South Carolina’s transportation infrastructure is funded with federal dollars and state revenues generated from motor fuel user fees and vehicle-related fees. Federal funds account for nearly 50% of transportation spending in South Carolina, while state revenues make up the other half.
In South Carolina, the state motor fuel user fee (aka the “gas tax”) is the primary source of state revenue for roads and bridges.
Beginning July 1, when drivers fill up with gasoline or diesel, they will pay two cents more per gallon. This increase will bring the total state taxes/fees on fuel to 24.75 cents per gallon.
The new revenues are part of the plan passed in 2017 to increase the fuel tax by 12 cents over a period of six years, to help generate desperately needed revenues so the state could begin tackling long-overdue repairs to our roads and bridges.
As South Carolina works to address this monumental task, these revenues serve as the foundation for getting that work done.

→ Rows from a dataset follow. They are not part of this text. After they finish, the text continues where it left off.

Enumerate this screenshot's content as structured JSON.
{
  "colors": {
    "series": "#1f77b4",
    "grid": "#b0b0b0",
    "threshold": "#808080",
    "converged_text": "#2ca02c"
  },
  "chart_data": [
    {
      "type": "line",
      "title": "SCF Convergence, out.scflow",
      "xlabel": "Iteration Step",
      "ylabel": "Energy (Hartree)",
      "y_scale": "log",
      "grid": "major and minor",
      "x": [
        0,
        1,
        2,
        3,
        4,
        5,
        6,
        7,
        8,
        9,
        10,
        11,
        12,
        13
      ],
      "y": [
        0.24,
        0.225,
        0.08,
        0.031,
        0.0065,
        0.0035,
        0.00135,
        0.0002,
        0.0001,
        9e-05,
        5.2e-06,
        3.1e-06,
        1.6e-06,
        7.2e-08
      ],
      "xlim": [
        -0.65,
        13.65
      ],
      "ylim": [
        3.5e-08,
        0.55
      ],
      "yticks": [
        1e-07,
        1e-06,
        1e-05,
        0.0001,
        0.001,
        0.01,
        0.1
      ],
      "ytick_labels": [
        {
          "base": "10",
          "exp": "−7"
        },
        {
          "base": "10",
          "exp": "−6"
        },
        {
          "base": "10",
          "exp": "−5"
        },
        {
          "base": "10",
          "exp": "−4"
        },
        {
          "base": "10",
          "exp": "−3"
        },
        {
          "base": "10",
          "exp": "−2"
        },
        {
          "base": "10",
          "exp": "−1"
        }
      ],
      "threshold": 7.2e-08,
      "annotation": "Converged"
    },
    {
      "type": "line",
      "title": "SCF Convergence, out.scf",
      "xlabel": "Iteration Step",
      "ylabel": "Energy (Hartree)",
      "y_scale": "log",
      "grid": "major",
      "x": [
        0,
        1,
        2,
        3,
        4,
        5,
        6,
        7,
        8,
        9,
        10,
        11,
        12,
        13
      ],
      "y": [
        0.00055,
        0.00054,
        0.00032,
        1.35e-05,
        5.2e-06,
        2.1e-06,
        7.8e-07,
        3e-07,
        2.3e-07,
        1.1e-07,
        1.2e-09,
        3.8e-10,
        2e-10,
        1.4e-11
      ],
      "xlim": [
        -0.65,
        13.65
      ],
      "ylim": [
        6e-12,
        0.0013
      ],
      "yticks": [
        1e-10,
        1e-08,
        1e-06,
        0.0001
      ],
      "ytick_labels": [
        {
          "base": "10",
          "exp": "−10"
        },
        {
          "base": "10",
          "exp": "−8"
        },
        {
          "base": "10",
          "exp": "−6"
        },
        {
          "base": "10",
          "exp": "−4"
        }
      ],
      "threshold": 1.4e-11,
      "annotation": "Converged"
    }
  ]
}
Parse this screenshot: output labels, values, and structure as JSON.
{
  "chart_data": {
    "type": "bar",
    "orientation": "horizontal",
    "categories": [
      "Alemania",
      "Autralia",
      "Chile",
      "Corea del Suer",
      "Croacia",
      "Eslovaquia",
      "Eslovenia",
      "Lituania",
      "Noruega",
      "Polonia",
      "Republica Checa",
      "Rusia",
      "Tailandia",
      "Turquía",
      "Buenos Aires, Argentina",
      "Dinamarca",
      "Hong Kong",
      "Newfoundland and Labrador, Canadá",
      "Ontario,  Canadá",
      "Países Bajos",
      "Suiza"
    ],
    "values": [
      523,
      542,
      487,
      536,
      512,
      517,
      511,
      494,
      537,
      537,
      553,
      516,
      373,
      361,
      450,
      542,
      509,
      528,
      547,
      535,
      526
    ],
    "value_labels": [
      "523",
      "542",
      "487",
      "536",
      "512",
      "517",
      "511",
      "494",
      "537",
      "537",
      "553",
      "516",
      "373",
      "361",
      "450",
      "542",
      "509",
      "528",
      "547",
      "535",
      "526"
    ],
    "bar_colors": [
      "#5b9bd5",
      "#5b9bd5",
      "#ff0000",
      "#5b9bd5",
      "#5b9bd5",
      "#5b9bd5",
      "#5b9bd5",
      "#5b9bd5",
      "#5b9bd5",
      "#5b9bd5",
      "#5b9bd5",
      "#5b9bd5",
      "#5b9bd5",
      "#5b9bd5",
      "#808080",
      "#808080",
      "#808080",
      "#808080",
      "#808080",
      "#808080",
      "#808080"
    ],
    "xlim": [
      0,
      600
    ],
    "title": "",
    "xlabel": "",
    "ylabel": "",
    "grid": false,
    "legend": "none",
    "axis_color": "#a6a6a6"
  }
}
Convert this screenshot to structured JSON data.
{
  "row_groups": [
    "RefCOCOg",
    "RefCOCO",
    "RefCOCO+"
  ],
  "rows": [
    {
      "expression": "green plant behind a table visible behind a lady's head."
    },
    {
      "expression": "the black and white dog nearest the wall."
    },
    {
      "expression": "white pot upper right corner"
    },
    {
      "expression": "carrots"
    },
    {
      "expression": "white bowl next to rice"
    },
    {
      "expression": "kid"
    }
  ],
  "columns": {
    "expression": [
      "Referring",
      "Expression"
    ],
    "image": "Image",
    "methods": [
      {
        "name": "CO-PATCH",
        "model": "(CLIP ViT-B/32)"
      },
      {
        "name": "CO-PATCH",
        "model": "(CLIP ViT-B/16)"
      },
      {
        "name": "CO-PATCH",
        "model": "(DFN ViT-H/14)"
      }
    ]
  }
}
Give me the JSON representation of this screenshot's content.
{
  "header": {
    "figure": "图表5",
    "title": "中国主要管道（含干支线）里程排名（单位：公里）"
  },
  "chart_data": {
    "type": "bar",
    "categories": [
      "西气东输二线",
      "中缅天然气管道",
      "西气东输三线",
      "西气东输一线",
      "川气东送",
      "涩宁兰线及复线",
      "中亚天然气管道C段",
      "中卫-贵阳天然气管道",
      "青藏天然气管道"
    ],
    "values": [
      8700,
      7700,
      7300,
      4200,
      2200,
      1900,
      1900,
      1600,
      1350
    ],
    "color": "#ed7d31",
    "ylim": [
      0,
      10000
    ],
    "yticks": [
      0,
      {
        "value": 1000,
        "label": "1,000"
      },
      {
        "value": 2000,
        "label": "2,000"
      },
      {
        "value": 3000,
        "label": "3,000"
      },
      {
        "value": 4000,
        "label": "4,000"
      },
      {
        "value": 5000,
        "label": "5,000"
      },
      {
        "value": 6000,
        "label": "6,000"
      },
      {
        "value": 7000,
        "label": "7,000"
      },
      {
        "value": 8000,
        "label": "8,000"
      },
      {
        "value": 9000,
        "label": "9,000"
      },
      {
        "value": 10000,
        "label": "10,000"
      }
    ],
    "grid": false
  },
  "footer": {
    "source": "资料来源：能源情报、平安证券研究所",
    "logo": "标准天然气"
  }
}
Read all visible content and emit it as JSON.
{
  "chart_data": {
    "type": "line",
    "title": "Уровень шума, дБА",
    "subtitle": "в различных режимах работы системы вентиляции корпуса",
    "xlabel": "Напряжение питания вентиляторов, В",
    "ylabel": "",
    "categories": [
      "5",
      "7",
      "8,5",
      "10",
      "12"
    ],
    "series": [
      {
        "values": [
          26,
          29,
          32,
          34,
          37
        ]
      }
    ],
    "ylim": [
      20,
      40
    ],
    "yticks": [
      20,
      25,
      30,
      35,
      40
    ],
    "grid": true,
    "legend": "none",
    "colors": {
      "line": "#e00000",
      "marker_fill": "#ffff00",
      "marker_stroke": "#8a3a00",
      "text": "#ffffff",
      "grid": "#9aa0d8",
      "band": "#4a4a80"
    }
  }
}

Learn more about how the new revenues are being spent here.
Using the interactive maps below, take a look at how South Carolina compares to other states. You will see that despite our increase, we remain significantly lower than our sister states and much lower than the national average.
Unfortunately, South Carolina is having to playing catch-up, and it’s going to take time to address the amount of work that needs to be done. The good news is, progress is being made and the new revenues are being invested to address repairs in every county in South Carolina.
South Carolina is not alone when it comes to investing in road and bridge repairs. Since 2013, 31 states have increased their fuel taxes to address infrastructure needs.